Em postagens anteriores já falei da diversidade de coleções e coisas que podem ser encontradas no espaço de bibliotecas, como o  empréstimo de ferramentas de trabalho e de utensílios de cozinha.

O surgimento da ideia

biblioteca humana é uma experiência que iniciou com a ONG por jovens idealistas, denominada de “Stop the Violence” na  cidade dinamarquesa de Copenhaguem no ano 2000, dentro do Festival Roskilde ‒um dos  maiores festivais de verão na Europa.
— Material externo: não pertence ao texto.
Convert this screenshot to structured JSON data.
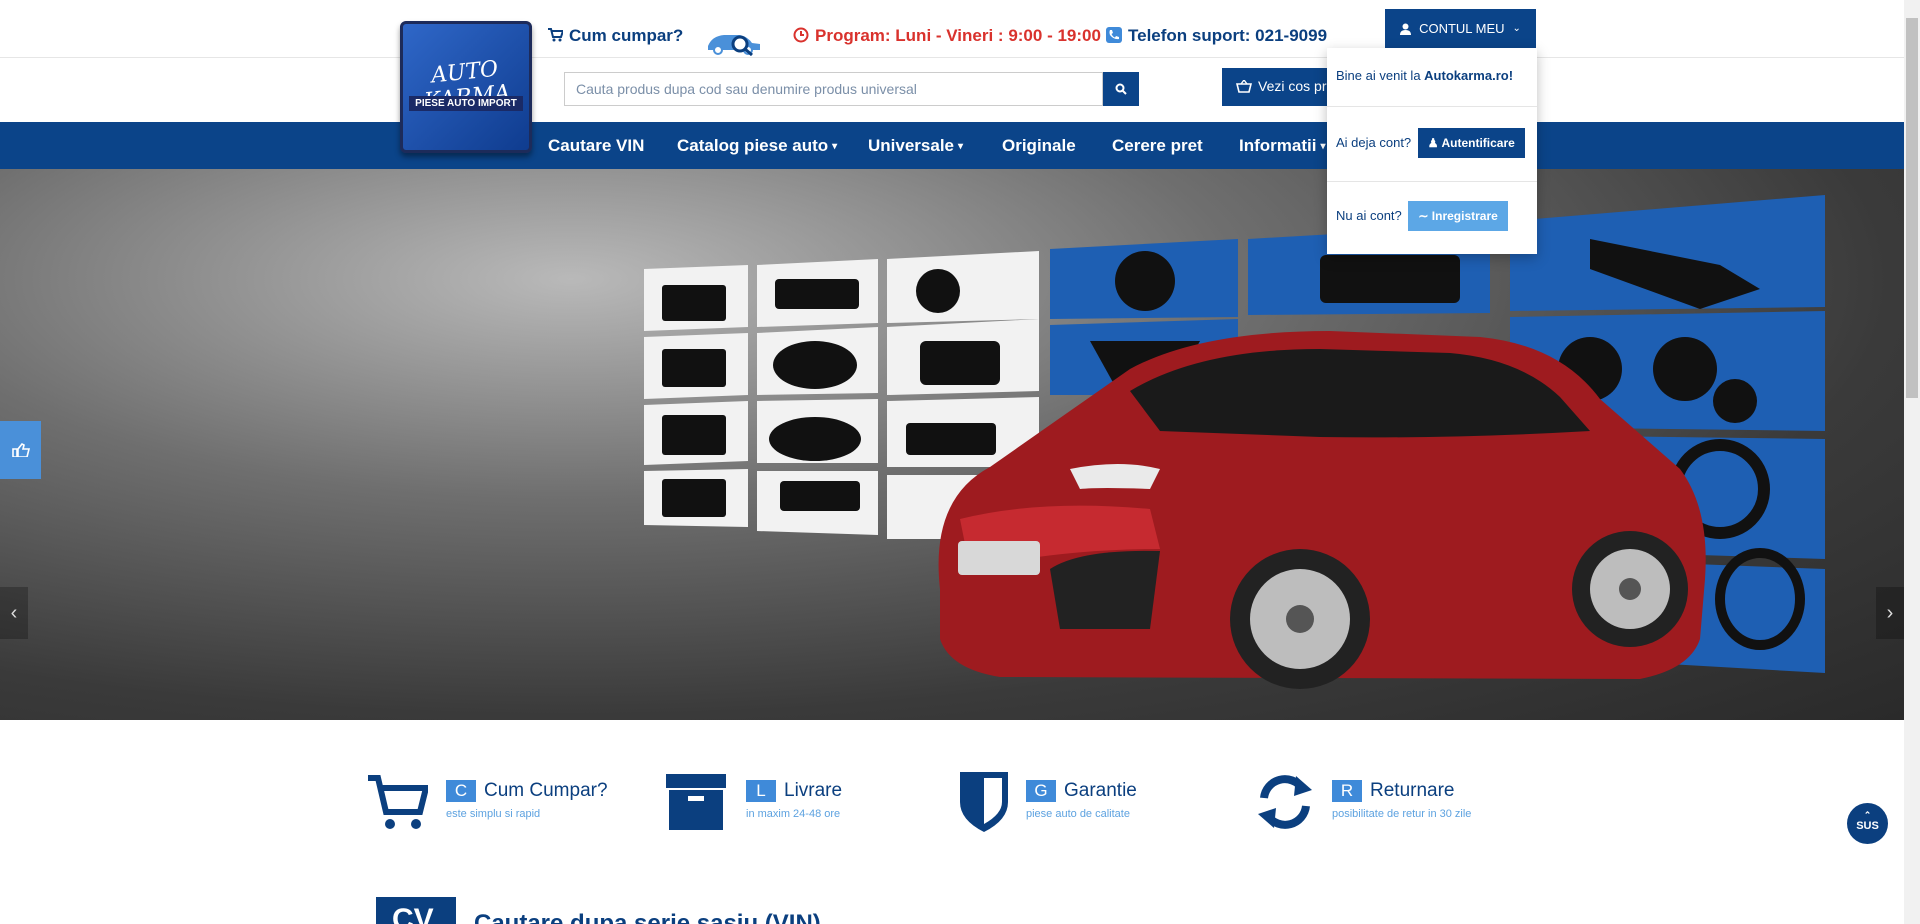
{
  "header": {
    "logo_line1": "AUTO KARMA",
    "logo_line2": "PIESE AUTO IMPORT",
    "cum_cumpar": "Cum cumpar?",
    "program": "Program: Luni - Vineri : 9:00 - 19:00",
    "telefon": "Telefon suport: 021-9099",
    "account_label": "CONTUL MEU"
  },
  "search": {
    "placeholder": "Cauta produs dupa cod sau denumire produs universal",
    "cart_label": "Vezi cos pr"
  },
  "nav": {
    "items": [
      {
        "label": "Cautare VIN"
      },
      {
        "label": "Catalog piese auto"
      },
      {
        "label": "Universale"
      },
      {
        "label": "Originale"
      },
      {
        "label": "Cerere pret"
      },
      {
        "label": "Informatii"
      }
    ]
  },
  "account_dropdown": {
    "welcome_prefix": "Bine ai venit la ",
    "welcome_brand": "Autokarma.ro!",
    "have_account": "Ai deja cont?",
    "login_label": "Autentificare",
    "no_account": "Nu ai cont?",
    "register_label": "Inregistrare"
  },
  "features": [
    {
      "letter": "C",
      "title": "Cum Cumpar?",
      "subtitle": "este simplu si rapid",
      "icon": "cart-icon"
    },
    {
      "letter": "L",
      "title": "Livrare",
      "subtitle": "in maxim 24-48 ore",
      "icon": "box-icon"
    },
    {
      "letter": "G",
      "title": "Garantie",
      "subtitle": "piese auto de calitate",
      "icon": "shield-icon"
    },
    {
      "letter": "R",
      "title": "Returnare",
      "subtitle": "posibilitate de retur in 30 zile",
      "icon": "refresh-icon"
    }
  ],
  "bottom": {
    "sv_code": "CV",
    "sv_title": "Cautare dupa serie sasiu (VIN)"
  },
  "sus_label": "SUS",
  "colors": {
    "primary": "#0b4489",
    "accent": "#3f8ad9",
    "red": "#d9322d"
  }
}
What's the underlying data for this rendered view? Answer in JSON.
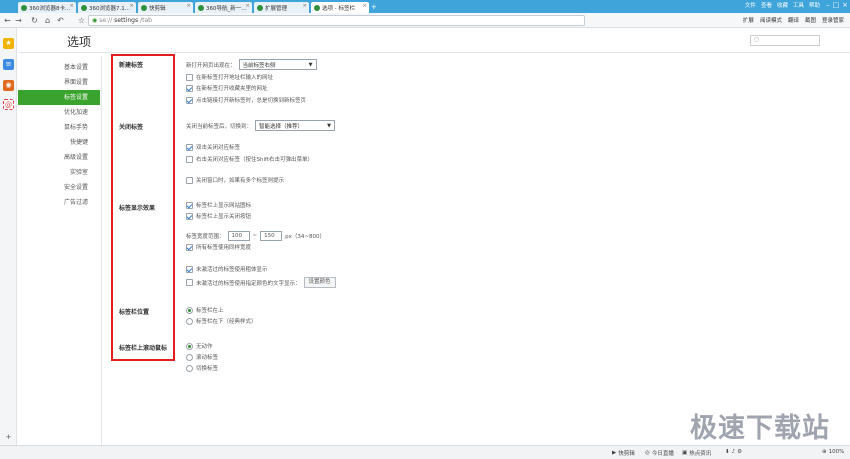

E desde esse primeiro momento a ideia já tinha o foco na anti-violência, encorajar o diálogo e ajudar a construir relações positivas  de tolerância e compreensão entre os visitantes do festival.

Naquele momento havia na Dinamarca uma grande concentração de pessoas de diferentes culturas, religiões, raças e então a população daquela região tinha um sentimento de invasão.

Em oposição a esta crença, deu-se forma à biblioteca humana, uma plataforma para promover o diálogo entre as pessoas que normalmente nunca falam, possibilitando, de certo modo o questionamento aos preconceitos e estereótipos, e contribuindo para o reforço da coesão social.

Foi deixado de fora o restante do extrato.